People have been making this decision since about 1956 :-) - and had been looking forwards to making it since about 1905. However -
There are many many many issues. Which ones matter most and how important they are depend on your requirements, and you have not provided enough information to allow an excellent answer to be provided.
You should try and provide much much much more information or the men with the long knives will come an cast your question into outer darkness in no time flat.
What power level?
Are you switching AC or DC.
What is being controlled?
How often switched?
How fast does it need to switch?
How long is it on for, shortest time?
How long is it off for, shortest time?
How many switching actions in life time ?
Do you want isolation of output and input eg person and mains electricity.
What voltages do you have available for powering?
Why use a relay anmd not just a switch?
What is controlling this? (person, Arduino, cat, Water Buffalo ...?)
More information! More! More ! ... ;-)
A relay has a finite life. Maybe 1000, 10,000, 100,000 or 1,000,000 operations. More in a few cases.

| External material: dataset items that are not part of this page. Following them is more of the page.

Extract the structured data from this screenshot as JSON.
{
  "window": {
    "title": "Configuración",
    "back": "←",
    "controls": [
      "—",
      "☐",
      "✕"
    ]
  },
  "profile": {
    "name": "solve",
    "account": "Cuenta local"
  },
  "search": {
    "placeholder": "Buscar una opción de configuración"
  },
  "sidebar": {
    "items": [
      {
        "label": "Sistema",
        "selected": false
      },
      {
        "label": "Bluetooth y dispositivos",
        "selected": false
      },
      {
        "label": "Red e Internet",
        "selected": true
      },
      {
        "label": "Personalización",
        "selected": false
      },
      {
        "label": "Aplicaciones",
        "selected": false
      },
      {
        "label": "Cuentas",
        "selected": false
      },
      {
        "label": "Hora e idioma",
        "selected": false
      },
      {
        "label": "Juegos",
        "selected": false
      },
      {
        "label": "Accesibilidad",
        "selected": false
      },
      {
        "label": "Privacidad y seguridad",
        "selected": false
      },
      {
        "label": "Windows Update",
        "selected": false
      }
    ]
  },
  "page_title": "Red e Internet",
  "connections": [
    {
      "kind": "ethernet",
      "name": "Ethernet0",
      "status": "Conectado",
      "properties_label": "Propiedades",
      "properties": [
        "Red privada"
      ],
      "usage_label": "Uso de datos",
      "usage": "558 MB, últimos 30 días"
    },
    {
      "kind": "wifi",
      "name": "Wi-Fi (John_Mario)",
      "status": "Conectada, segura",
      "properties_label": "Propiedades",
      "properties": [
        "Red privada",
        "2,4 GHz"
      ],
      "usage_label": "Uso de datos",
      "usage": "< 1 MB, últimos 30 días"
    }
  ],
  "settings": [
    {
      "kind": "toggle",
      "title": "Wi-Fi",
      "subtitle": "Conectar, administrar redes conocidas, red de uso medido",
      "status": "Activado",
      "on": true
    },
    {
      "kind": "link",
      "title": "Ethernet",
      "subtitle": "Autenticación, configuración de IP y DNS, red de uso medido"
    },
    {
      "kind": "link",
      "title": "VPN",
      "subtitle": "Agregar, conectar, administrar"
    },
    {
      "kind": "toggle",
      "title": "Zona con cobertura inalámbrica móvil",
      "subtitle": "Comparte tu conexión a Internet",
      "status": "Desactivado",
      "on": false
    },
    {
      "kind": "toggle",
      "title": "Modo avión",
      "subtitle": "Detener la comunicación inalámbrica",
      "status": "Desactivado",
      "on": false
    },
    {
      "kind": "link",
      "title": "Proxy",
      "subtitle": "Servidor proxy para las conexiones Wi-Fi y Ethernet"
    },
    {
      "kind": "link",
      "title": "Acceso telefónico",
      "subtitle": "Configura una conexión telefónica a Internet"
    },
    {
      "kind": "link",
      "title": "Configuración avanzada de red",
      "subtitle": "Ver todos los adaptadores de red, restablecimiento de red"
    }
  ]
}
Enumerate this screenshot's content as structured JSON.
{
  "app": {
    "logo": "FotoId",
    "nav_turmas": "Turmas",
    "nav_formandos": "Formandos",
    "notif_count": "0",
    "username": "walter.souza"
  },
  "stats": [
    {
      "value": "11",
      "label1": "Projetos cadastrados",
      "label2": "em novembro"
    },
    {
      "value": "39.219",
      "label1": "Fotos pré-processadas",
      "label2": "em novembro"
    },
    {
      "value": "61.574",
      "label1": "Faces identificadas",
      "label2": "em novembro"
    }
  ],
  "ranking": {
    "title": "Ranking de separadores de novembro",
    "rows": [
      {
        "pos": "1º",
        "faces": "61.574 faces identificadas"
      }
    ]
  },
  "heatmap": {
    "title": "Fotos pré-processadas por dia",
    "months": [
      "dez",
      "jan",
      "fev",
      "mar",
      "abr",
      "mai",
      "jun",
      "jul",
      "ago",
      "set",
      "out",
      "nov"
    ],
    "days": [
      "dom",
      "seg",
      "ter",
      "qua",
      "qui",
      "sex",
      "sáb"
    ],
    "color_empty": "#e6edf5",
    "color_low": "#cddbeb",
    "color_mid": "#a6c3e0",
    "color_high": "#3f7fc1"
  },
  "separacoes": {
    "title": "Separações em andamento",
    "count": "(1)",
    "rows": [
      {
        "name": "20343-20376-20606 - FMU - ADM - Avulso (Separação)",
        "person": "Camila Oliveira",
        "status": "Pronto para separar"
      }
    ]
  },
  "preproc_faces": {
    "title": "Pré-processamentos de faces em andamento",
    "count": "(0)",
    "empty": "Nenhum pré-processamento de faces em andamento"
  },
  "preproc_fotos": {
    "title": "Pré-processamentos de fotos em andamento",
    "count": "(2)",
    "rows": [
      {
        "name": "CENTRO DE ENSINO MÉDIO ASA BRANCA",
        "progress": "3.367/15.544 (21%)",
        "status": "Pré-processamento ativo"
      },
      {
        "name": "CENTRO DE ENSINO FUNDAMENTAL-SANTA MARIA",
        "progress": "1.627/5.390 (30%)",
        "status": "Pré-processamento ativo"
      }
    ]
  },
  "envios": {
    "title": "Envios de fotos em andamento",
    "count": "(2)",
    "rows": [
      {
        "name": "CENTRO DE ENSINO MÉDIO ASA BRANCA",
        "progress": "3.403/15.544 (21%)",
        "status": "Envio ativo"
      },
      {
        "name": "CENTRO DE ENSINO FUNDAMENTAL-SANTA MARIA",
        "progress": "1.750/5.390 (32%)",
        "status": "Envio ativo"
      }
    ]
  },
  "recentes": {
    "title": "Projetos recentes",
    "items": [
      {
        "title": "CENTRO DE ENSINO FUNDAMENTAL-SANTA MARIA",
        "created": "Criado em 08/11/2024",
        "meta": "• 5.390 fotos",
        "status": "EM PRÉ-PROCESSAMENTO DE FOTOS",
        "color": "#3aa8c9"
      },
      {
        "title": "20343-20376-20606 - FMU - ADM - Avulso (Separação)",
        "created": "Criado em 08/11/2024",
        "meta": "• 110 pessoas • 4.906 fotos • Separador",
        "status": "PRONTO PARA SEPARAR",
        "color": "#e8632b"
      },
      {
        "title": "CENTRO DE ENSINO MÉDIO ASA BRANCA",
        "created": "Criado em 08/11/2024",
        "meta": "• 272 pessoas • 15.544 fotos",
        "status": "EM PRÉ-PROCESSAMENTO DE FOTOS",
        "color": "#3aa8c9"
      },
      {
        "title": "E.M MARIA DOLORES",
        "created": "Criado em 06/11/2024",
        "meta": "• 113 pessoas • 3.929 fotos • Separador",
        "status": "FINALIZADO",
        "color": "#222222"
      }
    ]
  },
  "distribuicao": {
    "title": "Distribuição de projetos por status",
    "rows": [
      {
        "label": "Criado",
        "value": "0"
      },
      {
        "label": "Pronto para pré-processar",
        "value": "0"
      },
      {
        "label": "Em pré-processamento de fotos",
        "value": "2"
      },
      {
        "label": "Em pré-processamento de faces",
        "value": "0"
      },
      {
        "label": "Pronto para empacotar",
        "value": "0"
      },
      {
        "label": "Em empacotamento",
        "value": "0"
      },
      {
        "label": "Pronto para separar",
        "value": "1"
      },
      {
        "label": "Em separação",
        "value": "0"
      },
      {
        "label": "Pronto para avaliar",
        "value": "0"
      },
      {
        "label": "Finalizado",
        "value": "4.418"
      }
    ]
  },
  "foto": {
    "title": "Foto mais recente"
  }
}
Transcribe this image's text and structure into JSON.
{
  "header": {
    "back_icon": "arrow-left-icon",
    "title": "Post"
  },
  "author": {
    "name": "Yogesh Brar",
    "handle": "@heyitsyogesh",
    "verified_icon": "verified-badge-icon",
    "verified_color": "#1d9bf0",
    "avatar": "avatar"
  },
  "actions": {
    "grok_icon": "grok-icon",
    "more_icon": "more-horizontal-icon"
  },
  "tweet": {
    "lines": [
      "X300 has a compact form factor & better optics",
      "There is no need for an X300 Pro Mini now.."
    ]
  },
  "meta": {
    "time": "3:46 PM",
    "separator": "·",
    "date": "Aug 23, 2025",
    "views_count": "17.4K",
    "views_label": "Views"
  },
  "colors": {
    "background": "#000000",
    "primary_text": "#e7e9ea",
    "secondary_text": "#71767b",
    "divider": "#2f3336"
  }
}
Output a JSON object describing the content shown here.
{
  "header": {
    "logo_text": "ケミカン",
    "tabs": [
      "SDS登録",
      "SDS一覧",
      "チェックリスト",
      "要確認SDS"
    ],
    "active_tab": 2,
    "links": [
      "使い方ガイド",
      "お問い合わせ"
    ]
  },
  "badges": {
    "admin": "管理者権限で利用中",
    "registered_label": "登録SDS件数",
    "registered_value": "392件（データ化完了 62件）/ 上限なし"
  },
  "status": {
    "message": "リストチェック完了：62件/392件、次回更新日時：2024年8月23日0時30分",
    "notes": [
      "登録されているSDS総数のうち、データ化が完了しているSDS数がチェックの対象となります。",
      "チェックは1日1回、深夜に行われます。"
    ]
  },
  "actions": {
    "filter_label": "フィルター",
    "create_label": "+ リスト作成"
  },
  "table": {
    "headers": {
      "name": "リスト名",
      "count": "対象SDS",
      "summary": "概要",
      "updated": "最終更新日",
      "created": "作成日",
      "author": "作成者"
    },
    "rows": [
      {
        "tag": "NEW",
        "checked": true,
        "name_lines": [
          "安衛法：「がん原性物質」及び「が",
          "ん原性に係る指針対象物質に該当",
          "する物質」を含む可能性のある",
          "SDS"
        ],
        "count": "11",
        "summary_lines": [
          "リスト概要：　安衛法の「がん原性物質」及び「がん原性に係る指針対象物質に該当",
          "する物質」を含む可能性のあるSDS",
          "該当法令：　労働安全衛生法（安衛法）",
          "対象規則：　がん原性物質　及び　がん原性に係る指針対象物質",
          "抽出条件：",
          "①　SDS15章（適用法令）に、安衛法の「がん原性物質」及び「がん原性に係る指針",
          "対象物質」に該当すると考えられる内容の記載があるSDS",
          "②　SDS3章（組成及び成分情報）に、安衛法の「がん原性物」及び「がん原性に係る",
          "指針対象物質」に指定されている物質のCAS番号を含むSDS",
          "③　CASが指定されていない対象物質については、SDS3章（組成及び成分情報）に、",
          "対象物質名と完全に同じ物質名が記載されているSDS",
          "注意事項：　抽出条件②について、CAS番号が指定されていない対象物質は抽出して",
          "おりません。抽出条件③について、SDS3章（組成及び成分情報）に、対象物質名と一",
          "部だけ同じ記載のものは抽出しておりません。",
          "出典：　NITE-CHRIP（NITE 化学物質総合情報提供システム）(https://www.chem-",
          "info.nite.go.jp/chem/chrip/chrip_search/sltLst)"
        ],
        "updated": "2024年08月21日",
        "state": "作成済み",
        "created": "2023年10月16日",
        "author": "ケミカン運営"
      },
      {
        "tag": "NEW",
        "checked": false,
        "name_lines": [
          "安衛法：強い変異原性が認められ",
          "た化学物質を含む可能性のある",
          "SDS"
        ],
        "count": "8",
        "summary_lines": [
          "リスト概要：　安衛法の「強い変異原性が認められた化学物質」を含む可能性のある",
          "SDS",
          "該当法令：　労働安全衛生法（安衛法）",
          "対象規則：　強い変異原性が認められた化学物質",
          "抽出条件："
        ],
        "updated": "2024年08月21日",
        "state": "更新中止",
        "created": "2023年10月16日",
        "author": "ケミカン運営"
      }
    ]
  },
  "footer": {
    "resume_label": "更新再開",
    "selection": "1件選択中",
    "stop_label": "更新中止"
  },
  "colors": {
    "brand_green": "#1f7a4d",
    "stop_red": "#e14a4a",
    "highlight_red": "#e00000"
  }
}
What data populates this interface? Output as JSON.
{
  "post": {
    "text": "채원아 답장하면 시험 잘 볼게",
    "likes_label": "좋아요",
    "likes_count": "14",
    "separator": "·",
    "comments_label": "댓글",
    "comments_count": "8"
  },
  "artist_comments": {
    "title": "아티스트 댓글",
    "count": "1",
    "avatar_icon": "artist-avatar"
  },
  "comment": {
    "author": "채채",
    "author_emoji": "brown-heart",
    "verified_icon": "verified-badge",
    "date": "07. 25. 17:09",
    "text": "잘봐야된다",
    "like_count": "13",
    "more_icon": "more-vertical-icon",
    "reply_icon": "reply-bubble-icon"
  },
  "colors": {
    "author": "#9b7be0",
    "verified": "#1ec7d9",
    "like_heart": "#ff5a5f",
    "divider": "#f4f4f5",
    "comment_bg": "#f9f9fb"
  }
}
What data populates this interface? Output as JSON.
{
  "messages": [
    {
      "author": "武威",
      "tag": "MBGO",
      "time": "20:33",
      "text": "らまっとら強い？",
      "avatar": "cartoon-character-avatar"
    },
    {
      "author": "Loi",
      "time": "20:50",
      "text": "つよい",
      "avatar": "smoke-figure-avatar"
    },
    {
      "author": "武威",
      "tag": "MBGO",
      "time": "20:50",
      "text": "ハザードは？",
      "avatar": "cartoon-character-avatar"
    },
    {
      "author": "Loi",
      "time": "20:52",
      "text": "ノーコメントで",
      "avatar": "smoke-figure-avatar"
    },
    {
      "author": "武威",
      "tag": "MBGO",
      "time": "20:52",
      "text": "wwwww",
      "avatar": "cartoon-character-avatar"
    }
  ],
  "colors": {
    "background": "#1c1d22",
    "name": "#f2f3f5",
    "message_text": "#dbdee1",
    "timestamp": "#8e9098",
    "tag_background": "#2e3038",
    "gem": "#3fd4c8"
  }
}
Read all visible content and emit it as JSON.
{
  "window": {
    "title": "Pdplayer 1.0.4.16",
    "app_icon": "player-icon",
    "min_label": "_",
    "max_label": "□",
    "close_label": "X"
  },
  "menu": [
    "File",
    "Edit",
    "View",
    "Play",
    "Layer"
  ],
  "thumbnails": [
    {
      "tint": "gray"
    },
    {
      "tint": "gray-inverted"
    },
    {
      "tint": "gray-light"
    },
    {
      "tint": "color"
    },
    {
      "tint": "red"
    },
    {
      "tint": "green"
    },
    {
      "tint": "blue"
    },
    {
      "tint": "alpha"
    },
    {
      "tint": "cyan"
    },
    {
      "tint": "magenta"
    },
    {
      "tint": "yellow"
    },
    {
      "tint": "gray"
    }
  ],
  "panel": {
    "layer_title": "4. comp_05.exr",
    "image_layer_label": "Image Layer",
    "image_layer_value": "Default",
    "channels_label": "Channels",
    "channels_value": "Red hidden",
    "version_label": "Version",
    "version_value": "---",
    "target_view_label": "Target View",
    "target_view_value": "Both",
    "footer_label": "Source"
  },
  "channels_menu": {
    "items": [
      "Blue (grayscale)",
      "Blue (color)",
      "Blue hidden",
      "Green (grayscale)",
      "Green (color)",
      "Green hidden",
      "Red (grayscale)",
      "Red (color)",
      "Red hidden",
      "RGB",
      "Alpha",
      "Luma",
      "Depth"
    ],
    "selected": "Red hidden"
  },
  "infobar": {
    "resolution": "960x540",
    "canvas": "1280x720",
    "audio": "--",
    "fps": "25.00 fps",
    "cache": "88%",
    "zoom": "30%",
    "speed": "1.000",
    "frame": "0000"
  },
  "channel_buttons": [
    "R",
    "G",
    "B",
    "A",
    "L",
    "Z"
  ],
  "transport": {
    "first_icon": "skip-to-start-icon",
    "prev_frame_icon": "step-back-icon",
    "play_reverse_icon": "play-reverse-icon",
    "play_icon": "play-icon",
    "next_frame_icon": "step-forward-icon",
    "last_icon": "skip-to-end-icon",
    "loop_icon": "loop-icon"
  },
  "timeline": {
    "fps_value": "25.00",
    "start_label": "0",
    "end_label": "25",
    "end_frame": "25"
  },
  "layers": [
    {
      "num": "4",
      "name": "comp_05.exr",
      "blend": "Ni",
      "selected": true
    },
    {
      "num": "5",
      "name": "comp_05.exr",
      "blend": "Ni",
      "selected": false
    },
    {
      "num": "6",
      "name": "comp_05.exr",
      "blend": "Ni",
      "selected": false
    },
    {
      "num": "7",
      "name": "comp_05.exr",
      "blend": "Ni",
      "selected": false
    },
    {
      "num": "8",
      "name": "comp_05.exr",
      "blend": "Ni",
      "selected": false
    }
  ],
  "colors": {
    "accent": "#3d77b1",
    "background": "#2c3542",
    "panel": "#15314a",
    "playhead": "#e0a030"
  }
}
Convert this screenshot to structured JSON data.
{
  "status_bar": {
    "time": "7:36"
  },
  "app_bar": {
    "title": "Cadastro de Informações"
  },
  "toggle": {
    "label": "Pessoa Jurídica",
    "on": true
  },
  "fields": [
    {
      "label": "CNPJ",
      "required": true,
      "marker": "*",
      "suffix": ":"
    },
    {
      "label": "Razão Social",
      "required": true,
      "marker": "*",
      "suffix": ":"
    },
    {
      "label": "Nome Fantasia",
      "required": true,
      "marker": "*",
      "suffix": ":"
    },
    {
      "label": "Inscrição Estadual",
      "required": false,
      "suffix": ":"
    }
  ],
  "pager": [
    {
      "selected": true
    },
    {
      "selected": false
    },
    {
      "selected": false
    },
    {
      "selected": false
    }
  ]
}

Relays tend to take more power than a transistor circuit for the same job.
If you want very many operations or very long life times or very low operating power then relays may not be your best solution.
Relays provide low loss connections, don't need power on their output circuit, conduct AC currents easily are reasonably robust and blowup proof on the input side and OK on the output side if designed well.
Transistors can be operated with almost zero power if necessary, can switch very fast and can have extremely long lifetimes.
If switching AC special care is needed to provide bidirectional switching, - this is not hard but needs to be done. Decisions about when to switch compared to the AC voltage level can be made (but not with a relay).
Transistors tend to be less robust than relays in extreme conditions BUT can be designed to handle any eventuality that can be predicted.
Which is best for you depends very much on your answers to the questions at the top.